他和宮擇,是公司人心目中的模範夫妻,恩愛甜蜜,讓人羨慕無比。

在辦公室門前站定,阮霽想要敲門,這是他基本的禮貌。

手指將要叩在門上,卻聽到辦公室裏隱隱傳出來的甜膩呻吟聲,斷斷續續,間或夾雜著肉體的撞擊聲。他的手僵在了原處,擡頭不敢確信般望了望辦公室的門牌,確認自己沒有走錯,僵硬地停了很久,才慢慢放下。

門裏的荒唐情事好像還在繼續,卻仿佛摧枯拉朽,迅速將阮霽心裏的餘溫冷凍結冰。他站在門前,和自己的愛人僅僅一墻之隔,心卻仿佛迅速拉遠,無形的手將他拋擲在億萬光年之外,荒涼星球,近乎缺氧。

他很冷靜地轉身進了電梯,伸出手來摁了一樓,手出了汗好幾次不小心按到了別的樓層,出了電梯頭也沒回地走出了公司。

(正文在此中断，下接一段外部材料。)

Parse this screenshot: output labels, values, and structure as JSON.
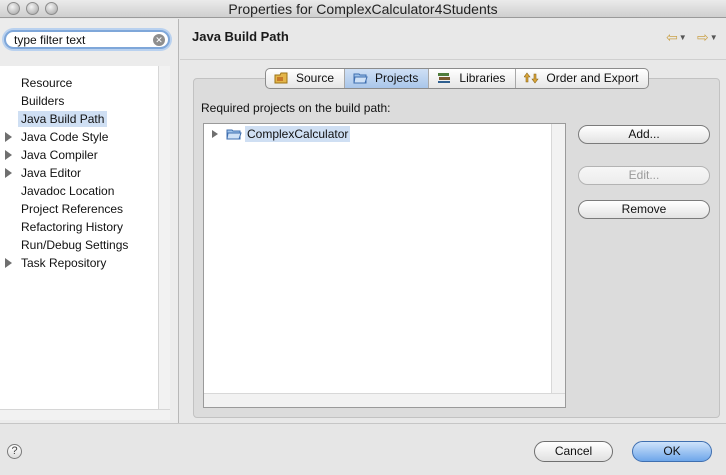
{
  "window": {
    "title": "Properties for ComplexCalculator4Students"
  },
  "filter": {
    "placeholder": "type filter text"
  },
  "sidebar": {
    "items": [
      {
        "label": "Resource",
        "expandable": false,
        "selected": false
      },
      {
        "label": "Builders",
        "expandable": false,
        "selected": false
      },
      {
        "label": "Java Build Path",
        "expandable": false,
        "selected": true
      },
      {
        "label": "Java Code Style",
        "expandable": true,
        "selected": false
      },
      {
        "label": "Java Compiler",
        "expandable": true,
        "selected": false
      },
      {
        "label": "Java Editor",
        "expandable": true,
        "selected": false
      },
      {
        "label": "Javadoc Location",
        "expandable": false,
        "selected": false
      },
      {
        "label": "Project References",
        "expandable": false,
        "selected": false
      },
      {
        "label": "Refactoring History",
        "expandable": false,
        "selected": false
      },
      {
        "label": "Run/Debug Settings",
        "expandable": false,
        "selected": false
      },
      {
        "label": "Task Repository",
        "expandable": true,
        "selected": false
      }
    ]
  },
  "page": {
    "title": "Java Build Path",
    "tabs": [
      {
        "label": "Source",
        "icon": "source-folder-icon"
      },
      {
        "label": "Projects",
        "icon": "projects-folder-icon",
        "active": true
      },
      {
        "label": "Libraries",
        "icon": "libraries-icon"
      },
      {
        "label": "Order and Export",
        "icon": "order-export-icon"
      }
    ],
    "required_label": "Required projects on the build path:",
    "projects": [
      {
        "label": "ComplexCalculator"
      }
    ],
    "buttons": {
      "add": "Add...",
      "edit": "Edit...",
      "remove": "Remove"
    }
  },
  "footer": {
    "cancel": "Cancel",
    "ok": "OK"
  },
  "colors": {
    "selection": "#cfdff3",
    "accent": "#6ea6ea"
  }
}
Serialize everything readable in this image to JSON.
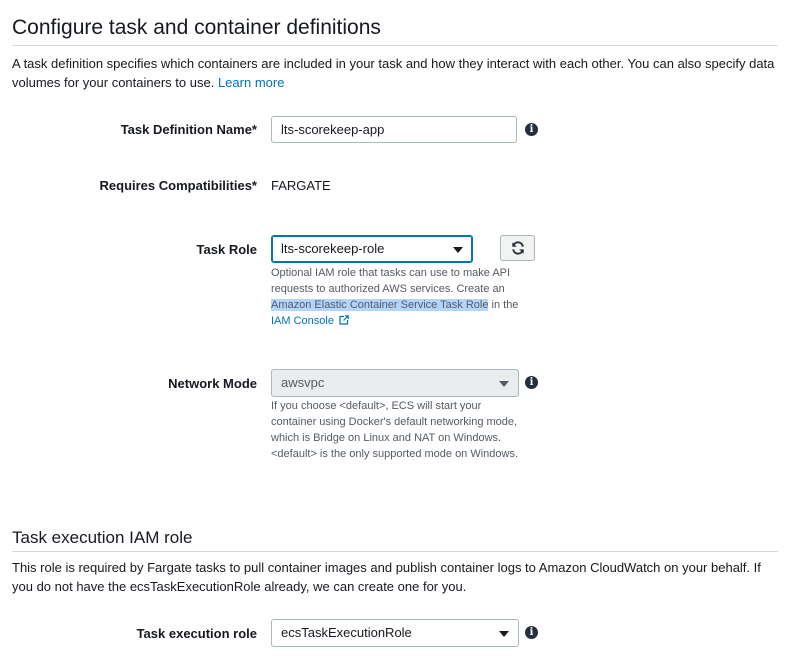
{
  "section1": {
    "title": "Configure task and container definitions",
    "description": "A task definition specifies which containers are included in your task and how they interact with each other. You can also specify data volumes for your containers to use.",
    "learn_more": "Learn more"
  },
  "task_definition_name": {
    "label": "Task Definition Name*",
    "value": "lts-scorekeep-app"
  },
  "requires_compatibilities": {
    "label": "Requires Compatibilities*",
    "value": "FARGATE"
  },
  "task_role": {
    "label": "Task Role",
    "selected": "lts-scorekeep-role",
    "help_prefix": "Optional IAM role that tasks can use to make API requests to authorized AWS services. Create an",
    "help_highlight": "Amazon Elastic Container Service Task Role",
    "help_suffix": "in the",
    "help_link": "IAM Console"
  },
  "network_mode": {
    "label": "Network Mode",
    "selected": "awsvpc",
    "help": "If you choose <default>, ECS will start your container using Docker's default networking mode, which is Bridge on Linux and NAT on Windows. <default> is the only supported mode on Windows."
  },
  "section2": {
    "title": "Task execution IAM role",
    "description": "This role is required by Fargate tasks to pull container images and publish container logs to Amazon CloudWatch on your behalf. If you do not have the ecsTaskExecutionRole already, we can create one for you."
  },
  "task_execution_role": {
    "label": "Task execution role",
    "selected": "ecsTaskExecutionRole"
  },
  "icons": {
    "info": "info-icon",
    "refresh": "refresh-icon",
    "external": "external-link-icon",
    "dropdown": "chevron-down-icon"
  }
}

行屍走肉般地伸手攔了一輛計程車,上車時司機差點被他慘敗如紙的臉色嚇到。到家之後,他給宮擇發了個信息,說自己不在家裏,問他急不急。

沒過多久手機就響了,他蜷著腿坐在沙發上,埋在膝蓋中的臉擡起來,抓起手機看屏幕,眼睛模糊,半天都沒能將屏幕上的字看清。

宮擇說不用了,還說公司有急事要出差一星期,晚上就不回來了。阮霽盯著這條信息看了很久,才慢吞吞地將手機放回衣袋裏。

下午的陽光很暖和,但似乎被屋檐擋住了腳步,怎麽都溜不進客廳大發善心地恩澤一下他。他在心裏埋怨,在沙發上枯坐了一個下午,心裏建設編纂出無數不切實際的理由。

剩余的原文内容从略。